Baidu, which has made a name for itself in search engines and has stepped up its game in autonomous driving in recent years, operates ERNIE-ViLG, a 10 billion-parameter model trained on a dataset of 145 million Chinese image-text pairs. How does he behave against his American counterpart? Below are the results of the "kids eating shumai in New York's Chinatown" prompt given to Stable Diffusion, compared to the same prompt in Chinese (纽约唐人街小孩吃烧卖) for ERNIE-ViLG.< /p>

Stable streaming

ERNIE-ViLG

As someone who grew up eating dim sum in China and Chinatowns, I would say the results are on par. Neither got the right shumai, which in the context of dim sum is a type of succulent dumpling, shrimp, and pork in a half-opened yellow wrapper. While Stable Diffusion nails the atmosphere of a Chinatown dim sum restaurant, its shumai is off (but I see where the machine is going). And although ERNIE-ViLG generates a type of shumai, it is a variety more commonly seen in eastern China than the Cantonese version.

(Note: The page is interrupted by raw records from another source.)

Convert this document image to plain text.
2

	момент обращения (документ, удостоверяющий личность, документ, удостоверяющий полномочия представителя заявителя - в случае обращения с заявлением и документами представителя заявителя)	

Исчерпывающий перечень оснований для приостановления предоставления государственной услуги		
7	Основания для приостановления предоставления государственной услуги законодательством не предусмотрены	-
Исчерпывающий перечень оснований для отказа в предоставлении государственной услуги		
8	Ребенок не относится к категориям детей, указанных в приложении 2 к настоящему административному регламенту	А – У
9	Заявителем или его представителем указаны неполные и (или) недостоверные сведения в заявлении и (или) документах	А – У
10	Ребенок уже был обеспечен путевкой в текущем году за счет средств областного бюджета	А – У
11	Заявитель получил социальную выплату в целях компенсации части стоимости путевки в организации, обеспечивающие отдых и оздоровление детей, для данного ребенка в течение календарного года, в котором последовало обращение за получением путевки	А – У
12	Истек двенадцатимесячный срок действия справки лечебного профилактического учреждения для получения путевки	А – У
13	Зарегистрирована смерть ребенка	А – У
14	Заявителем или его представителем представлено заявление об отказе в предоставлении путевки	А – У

The rapid test reflects the difficulty of capturing cultural nuances when the datasets used are inherently biased - assuming that Stable Diffusion would have more data on the Chinese diaspora and ERNIE-ViLG is likely trained on a wider variety of 'shumai images which are rarer outside of China.

Another Chinese tool that has made noise is that of Tencent

How China is building a parallel universe of generative AI

The gigantic leap in technology that machine learning models have shown over the past few months is causing everyone to be excited about the future of AI, but also concerned about its uncomfortable consequences. After text-to-image tools from Stability AI and OpenAI became the talk of the town, ChatGPT's ability to hold intelligent conversations is the new obsession across industries.

In China, where the tech community has always closely watched progress in the West, entrepreneurs, researchers, and investors are looking for ways to enter the generative AI space. Tech companies design tools based on open source templates to appeal to consumers and businesses. Individuals benefit from AI-generated content. Regulators have moved quickly to define how text, image and video synthesis should be used. Meanwhile, US tech sanctions are raising concerns about China's ability to keep up with advances in AI.

As generative AI takes the world by storm towards the end of 2022, let's take a look at how this explosive technology is shaking up China.

Chinese flavors

Thanks to viral art platforms like Stable Diffusion and DALL-E 2, generative AI is suddenly on everyone's lips. On the other side of the world, Chinese tech giants have also captivated audiences with their equivalent products, adding flair according to the country's tastes and political climate.

Baidu, which has made a name for itself in search engines and has stepped up its game in autonomous driving in recent years, operates ERNIE-ViLG, a 10 billion-parameter model trained on a dataset of 145 million Chinese image-text pairs. How does he behave against his American counterpart? Below are the results of the "kids eating shumai in New York's Chinatown" prompt given to Stable Diffusion, compared to the same prompt in Chinese (纽约唐人街小孩吃烧卖) for ERNIE-ViLG.< /p>

Stable streaming

ERNIE-ViLG

As someone who grew up eating dim sum in China and Chinatowns, I would say the results are on par. Neither got the right shumai, which in the context of dim sum is a type of succulent dumpling, shrimp, and pork in a half-opened yellow wrapper. While Stable Diffusion nails the atmosphere of a Chinatown dim sum restaurant, its shumai is off (but I see where the machine is going). And although ERNIE-ViLG generates a type of shumai, it is a variety more commonly seen in eastern China than the Cantonese version.

The rapid test reflects the difficulty of capturing cultural nuances when the datasets used are inherently biased - assuming that Stable Diffusion would have more data on the Chinese diaspora and ERNIE-ViLG is likely trained on a wider variety of 'shumai images which are rarer outside of China.